If you do put it in an autoload, also worth explicitly calling some kind of clear() on level unload so you're not accumulating pooled nodes from the previous scene that no longer make sense in the new context.

The approach makes sense and I've seen similar things work fine, but one thing to watch: if anything else in your codebase sets PROCESS_MODE_DISABLED on a parent node, a pause menu, a cutscene system, a loading screen, every active projectile in that subtree suddenly looks free to the pool. Depending on how you check the flag that could mean a live bullet gets handed out mid-flight.

Might be worth using a dedicated is_pooled boolean property instead, or at least guarding the acquire logic with a position/velocity sanity check. The process_mode trick is clever but it's borrowing semantics from a flag that has other legitimate users.

Replying to ByteMoth: The approach makes sense and I've seen similar things work fine, but one thing t...

The parent process mode issue hit me in a slightly different way. I had a cutscene system that temporarily disabled a gameplay subtree, and pooled instances parented under that subtree got read as inactive by my pool's availability check — so they were re-acquired and double-used while still mid-animation from their previous activation. Only triggered during specific cutscene transitions, took an embarrassingly long time to isolate.

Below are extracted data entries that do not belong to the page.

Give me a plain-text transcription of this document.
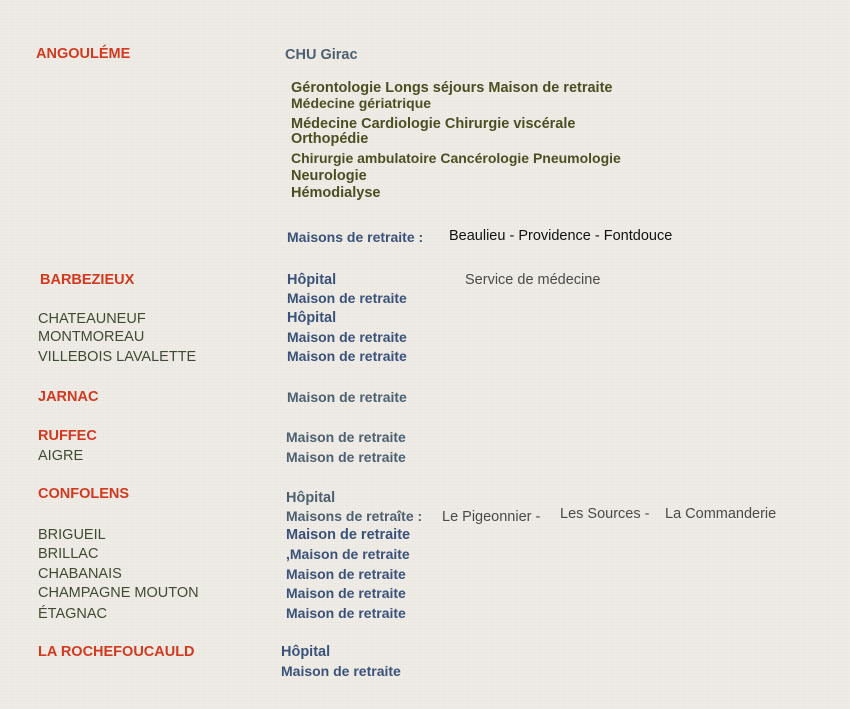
ANGOULÉME	CHU Girac
Gérontologie Longs séjours Maison de retraite
Médecine gériatrique
Médecine Cardiologie Chirurgie viscérale
Orthopédie
Chirurgie ambulatoire Cancérologie Pneumologie
Neurologie
Hémodialyse
Maisons de retraite : Beaulieu - Providence - Fontdouce
BARBEZIEUX	Hôpital	Service de médecine
Maison de retraite
CHATEAUNEUF	Hôpital
MONTMOREAU	Maison de retraite
VILLEBOIS LAVALETTE	Maison de retraite
JARNAC	Maison de retraite
RUFFEC	Maison de retraite
AIGRE	Maison de retraite
CONFOLENS	Hôpital
Maisons de retraîte : Le Pigeonnier - Les Sources - La Commanderie
BRIGUEIL	Maison de retraite
BRILLAC	,Maison de retraite
CHABANAIS	Maison de retraite
CHAMPAGNE MOUTON	Maison de retraite
ÉTAGNAC	Maison de retraite
LA ROCHEFOUCAULD	Hôpital
Maison de retraite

What actually fixed it was moving the pool to an autoload and not parenting pooled instances under any gameplay node at all. The scene tree is slightly less organized but pool state becomes completely independent of whatever the rest of the tree is doing. Probably the right architecture for pools that need to survive scene transitions anyway.

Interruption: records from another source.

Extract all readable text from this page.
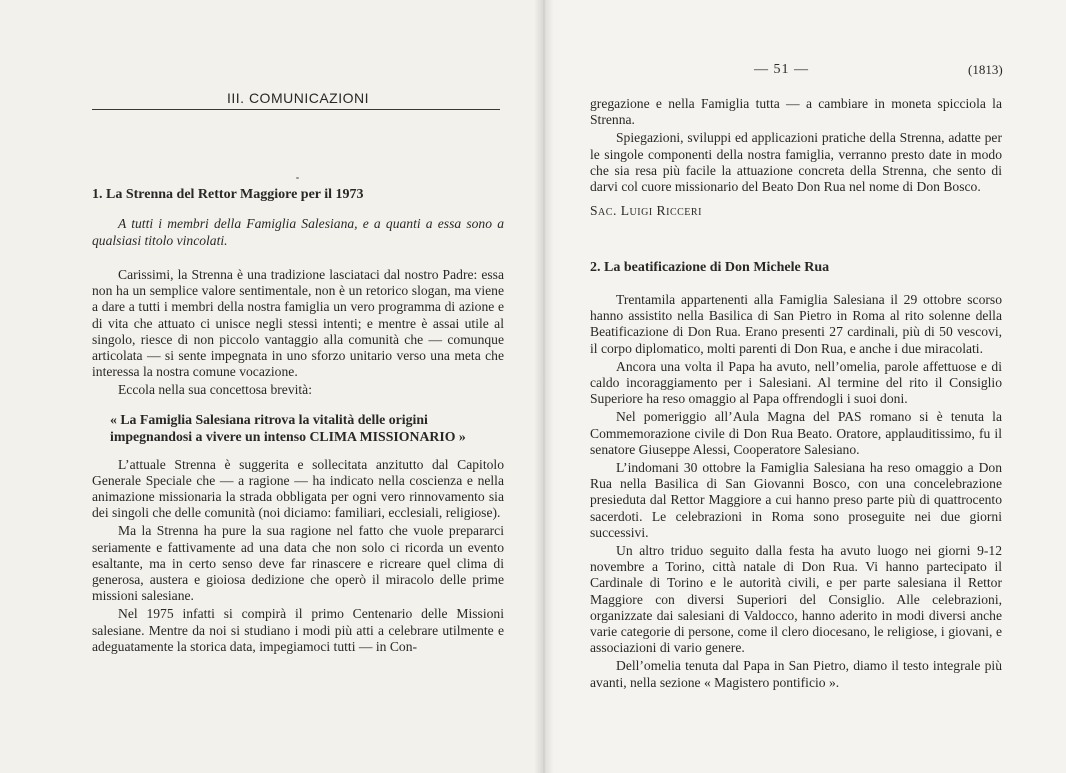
III. COMUNICAZIONI
1. La Strenna del Rettor Maggiore per il 1973
A tutti i membri della Famiglia Salesiana, e a quanti a essa sono a qualsiasi titolo vincolati.

Carissimi, la Strenna è una tradizione lasciataci dal nostro Padre: essa non ha un semplice valore sentimentale, non è un retorico slogan, ma viene a dare a tutti i membri della nostra famiglia un vero programma di azione e di vita che attuato ci unisce negli stessi intenti; e mentre è assai utile al singolo, riesce di non piccolo vantaggio alla comunità che — comunque articolata — si sente impegnata in uno sforzo unitario verso una meta che interessa la nostra comune vocazione.

Eccola nella sua concettosa brevità:

« La Famiglia Salesiana ritrova la vitalità delle origini impegnandosi a vivere un intenso CLIMA MISSIONARIO »

L’attuale Strenna è suggerita e sollecitata anzitutto dal Capitolo Generale Speciale che — a ragione — ha indicato nella coscienza e nella animazione missionaria la strada obbligata per ogni vero rinnovamento sia dei singoli che delle comunità (noi diciamo: familiari, ecclesiali, religiose).

Ma la Strenna ha pure la sua ragione nel fatto che vuole prepararci seriamente e fattivamente ad una data che non solo ci ricorda un evento esaltante, ma in certo senso deve far rinascere e ricreare quel clima di generosa, austera e gioiosa dedizione che operò il miracolo delle prime missioni salesiane.

Nel 1975 infatti si compirà il primo Centenario delle Missioni salesiane. Mentre da noi si studiano i modi più atti a celebrare utilmente e adeguatamente la storica data, impegiamoci tutti — in Con-

— 51 —	(1813)

gregazione e nella Famiglia tutta — a cambiare in moneta spicciola la Strenna.

Spiegazioni, sviluppi ed applicazioni pratiche della Strenna, adatte per le singole componenti della nostra famiglia, verranno presto date in modo che sia resa più facile la attuazione concreta della Strenna, che sento di darvi col cuore missionario del Beato Don Rua nel nome di Don Bosco.

Sac. Luigi Ricceri

2. La beatificazione di Don Michele Rua

Trentamila appartenenti alla Famiglia Salesiana il 29 ottobre scorso hanno assistito nella Basilica di San Pietro in Roma al rito solenne della Beatificazione di Don Rua. Erano presenti 27 cardinali, più di 50 vescovi, il corpo diplomatico, molti parenti di Don Rua, e anche i due miracolati.

Ancora una volta il Papa ha avuto, nell’omelia, parole affettuose e di caldo incoraggiamento per i Salesiani. Al termine del rito il Consiglio Superiore ha reso omaggio al Papa offrendogli i suoi doni.

Nel pomeriggio all’Aula Magna del PAS romano si è tenuta la Commemorazione civile di Don Rua Beato. Oratore, applauditissimo, fu il senatore Giuseppe Alessi, Cooperatore Salesiano.

L’indomani 30 ottobre la Famiglia Salesiana ha reso omaggio a Don Rua nella Basilica di San Giovanni Bosco, con una concelebrazione presieduta dal Rettor Maggiore a cui hanno preso parte più di quattrocento sacerdoti. Le celebrazioni in Roma sono proseguite nei due giorni successivi.

Un altro triduo seguito dalla festa ha avuto luogo nei giorni 9-12 novembre a Torino, città natale di Don Rua. Vi hanno partecipato il Cardinale di Torino e le autorità civili, e per parte salesiana il Rettor Maggiore con diversi Superiori del Consiglio. Alle celebrazioni, organizzate dai salesiani di Valdocco, hanno aderito in modi diversi anche varie categorie di persone, come il clero diocesano, le religiose, i giovani, e associazioni di vario genere.

Dell’omelia tenuta dal Papa in San Pietro, diamo il testo integrale più avanti, nella sezione « Magistero pontificio ».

Replying to ByteMoth: The approach makes sense and I've seen similar things work fine, but one thing t...

The parent process mode issue is real. One more thing to watch: make sure your reset logic runs before you re-enable the instance, not after. I had a subtle bug where reclaim() set process_mode = INHERIT first, then called _reset() on the object, and if _reset() touched any state in _process, that callback would fire once with stale data before the reset completed.

Swapping the order to reset-then-enable fixed it immediately. Obvious in hindsight but it took an embarrassingly long time to spot.

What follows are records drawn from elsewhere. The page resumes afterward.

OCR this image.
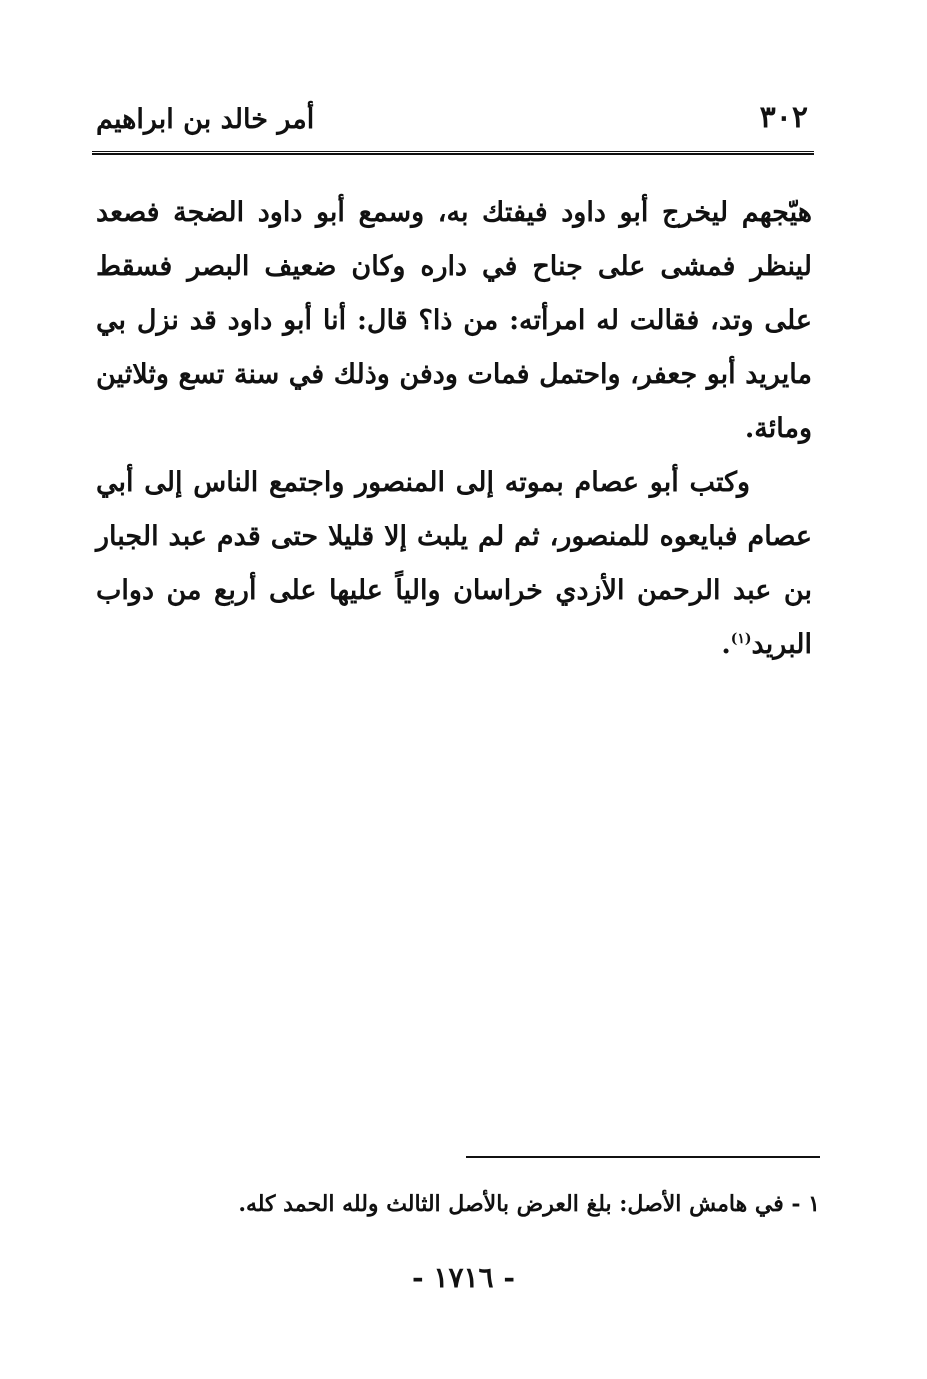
٣٠٢
أمر خالد بن ابراهيم

هيّجهم ليخرج أبو داود فيفتك به، وسمع أبو داود الضجة فصعد لينظر فمشى على جناح في داره وكان ضعيف البصر فسقط على وتد، فقالت له امرأته: من ذا؟ قال: أنا أبو داود قد نزل بي مايريد أبو جعفر، واحتمل فمات ودفن وذلك في سنة تسع وثلاثين ومائة.

وكتب أبو عصام بموته إلى المنصور واجتمع الناس إلى أبي عصام فبايعوه للمنصور، ثم لم يلبث إلا قليلا حتى قدم عبد الجبار بن عبد الرحمن الأزدي خراسان والياً عليها على أربع من دواب البريد$^{(١)}$.

١ - في هامش الأصل: بلغ العرض بالأصل الثالث ولله الحمد كله.
- ١٧١٦ -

Replying to AetherSage: yeah this caught me too. ended up dropping process_mode as the pool-membership s...

yeah this is the right call. the process_mode approach is clever but it's implicit — you're reading a side effect as if it were owned state, which will eventually surprise you in ways that are hard to reproduce. an explicit _in_pool flag is like 3 lines and eliminates a whole category of confusing bugs.

i also added a debug assert that fires if you try to acquire an instance that still has _in_pool == false. caught a double-acquire bug in about 30 seconds that would have been genuinely miserable to track down any other way.

Replying to ByteMoth: The approach makes sense and I've seen similar things work fine, but one thing t...

yeah this caught me too. ended up dropping process_mode as the pool-membership signal entirely and just keeping an explicit _in_pool := false flag on each instance. pool checks that before handing anything out. still sets PROCESS_MODE_DISABLED for the actual pause behavior, but the availability check doesn't depend on it — so a paused parent subtree can't silently make an active instance look free.

more explicit, less magic, fewer surprises.

Replying to VoidLeap: Agreed, and there's a debugging benefit that doesn't get mentioned enough. An ex...

yeah and once you have _in_pool explicitly, it costs almost nothing to add a debug method that prints active vs inactive counts. i have a pool.debug_stats() that logs total size, active, available, and peak active ever seen. spotted a leak immediately when "active" kept climbing and never dropped back after waves cleared.

also caught a double-reclaim bug that way. _in_pool was already true when reclaim got called. would've been completely silent without the flag. with it, instant assertion fail on the second call, stack trace pointing right at the problem.